Josh Robin of New York 1, whose coverage of local issues WestView much admires, was present at the Planning Commission meeting to document this pivotal vote, Rudin’s pleasure in the outcome and the dismay of community activists and residents who have fought and are still fighting to stop the Rudin plan. Here, drawn from New York 1’s January 23 video and print coverage, WestView presents snapshots of some of the key people who were present and a taste of what they had to say:
Bill Rudin, CEO, Rudin Management Company, Inc.: “Obviously we’re very happy and very pleased, and it reaffirms the plan that we put forward several months ago that addressed a lot of the issues that were raised by the community.”
Amanda Burden, Chair, New York City Planning Commission:
“Given the past efforts of the applicant on this proposal, I am confident that they will continue to work with the community in the future.”
Andrew Berman, Executive Director, Greenwich Village Society for Historical Preservation:
“The site was rezoned over 30 years ago to allow the hospital buildings to be built at a larger-than-usual size… Rudin today was basically saying ‘Give us those same special privileges so that we can build extra large luxury condo buildings.’” All images from NY1 newscast of January 23, 2012.
Jayne Hertko, activist, whose life was saved at St.
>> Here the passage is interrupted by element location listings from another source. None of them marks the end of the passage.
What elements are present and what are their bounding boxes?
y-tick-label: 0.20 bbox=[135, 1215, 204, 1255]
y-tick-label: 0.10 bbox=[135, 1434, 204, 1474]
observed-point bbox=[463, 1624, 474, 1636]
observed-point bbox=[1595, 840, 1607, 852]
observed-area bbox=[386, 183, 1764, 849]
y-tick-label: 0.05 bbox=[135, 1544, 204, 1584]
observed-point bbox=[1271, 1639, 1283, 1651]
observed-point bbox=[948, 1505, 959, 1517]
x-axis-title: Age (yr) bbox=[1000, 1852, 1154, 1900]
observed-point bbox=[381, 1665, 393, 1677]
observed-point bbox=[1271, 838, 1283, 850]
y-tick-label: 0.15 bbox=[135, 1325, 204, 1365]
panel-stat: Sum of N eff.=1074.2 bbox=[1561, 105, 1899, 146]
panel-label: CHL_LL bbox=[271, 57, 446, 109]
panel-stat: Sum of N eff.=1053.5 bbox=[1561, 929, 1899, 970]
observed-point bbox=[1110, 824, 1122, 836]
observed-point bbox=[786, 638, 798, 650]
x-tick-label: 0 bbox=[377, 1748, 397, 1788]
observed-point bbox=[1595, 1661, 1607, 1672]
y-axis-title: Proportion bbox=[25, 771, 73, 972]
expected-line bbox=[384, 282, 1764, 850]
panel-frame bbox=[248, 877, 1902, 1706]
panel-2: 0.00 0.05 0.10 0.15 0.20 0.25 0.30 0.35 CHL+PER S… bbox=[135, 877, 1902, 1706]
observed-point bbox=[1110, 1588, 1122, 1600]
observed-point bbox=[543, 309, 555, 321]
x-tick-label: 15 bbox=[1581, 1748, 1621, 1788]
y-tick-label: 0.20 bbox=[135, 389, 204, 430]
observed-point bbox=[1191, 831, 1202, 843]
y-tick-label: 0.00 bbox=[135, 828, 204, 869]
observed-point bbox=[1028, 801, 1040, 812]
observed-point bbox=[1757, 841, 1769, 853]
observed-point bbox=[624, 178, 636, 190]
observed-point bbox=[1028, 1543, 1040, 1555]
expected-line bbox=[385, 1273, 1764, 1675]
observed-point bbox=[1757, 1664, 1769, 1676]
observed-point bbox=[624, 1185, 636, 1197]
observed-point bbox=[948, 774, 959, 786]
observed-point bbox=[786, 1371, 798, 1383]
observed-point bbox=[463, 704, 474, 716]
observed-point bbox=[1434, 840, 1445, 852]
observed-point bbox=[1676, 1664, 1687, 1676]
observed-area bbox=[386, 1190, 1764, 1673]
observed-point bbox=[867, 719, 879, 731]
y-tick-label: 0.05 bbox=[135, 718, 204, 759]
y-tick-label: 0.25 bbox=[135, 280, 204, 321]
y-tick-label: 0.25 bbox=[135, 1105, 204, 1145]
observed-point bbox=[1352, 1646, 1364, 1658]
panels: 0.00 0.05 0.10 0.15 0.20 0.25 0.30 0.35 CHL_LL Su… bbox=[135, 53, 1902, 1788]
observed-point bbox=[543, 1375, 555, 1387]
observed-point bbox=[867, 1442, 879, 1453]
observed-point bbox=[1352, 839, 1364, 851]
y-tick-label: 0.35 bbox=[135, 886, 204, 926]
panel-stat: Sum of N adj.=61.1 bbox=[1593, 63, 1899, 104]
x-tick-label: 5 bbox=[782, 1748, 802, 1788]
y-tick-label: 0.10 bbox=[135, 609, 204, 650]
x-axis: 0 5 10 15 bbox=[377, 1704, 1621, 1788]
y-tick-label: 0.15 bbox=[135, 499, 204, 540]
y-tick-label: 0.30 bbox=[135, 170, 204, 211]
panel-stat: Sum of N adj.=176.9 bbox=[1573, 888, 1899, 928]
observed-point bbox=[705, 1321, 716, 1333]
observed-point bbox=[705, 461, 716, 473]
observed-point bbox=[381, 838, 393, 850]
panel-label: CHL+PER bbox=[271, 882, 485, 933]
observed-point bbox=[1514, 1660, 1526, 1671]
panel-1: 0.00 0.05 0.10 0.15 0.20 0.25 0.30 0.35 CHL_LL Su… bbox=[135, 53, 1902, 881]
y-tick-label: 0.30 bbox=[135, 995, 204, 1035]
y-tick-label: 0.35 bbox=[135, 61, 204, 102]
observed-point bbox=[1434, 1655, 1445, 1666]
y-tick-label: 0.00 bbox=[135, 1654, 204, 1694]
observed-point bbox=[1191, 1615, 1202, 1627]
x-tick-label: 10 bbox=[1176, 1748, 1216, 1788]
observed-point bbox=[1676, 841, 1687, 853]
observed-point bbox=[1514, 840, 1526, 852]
Vincent’s:
“I had no blood pressure, all of my organs were failing, and basically within moments I was having one spinal tap after another, I was surrounded by specialists. This is what it means to be a trauma center.”
Christine Quinn, New York City Council Speaker:
No statement. NY1 notes: “Records indicate four members of the Rudin family have given her the maximum amount for her yet undeclared bid for Mayor.”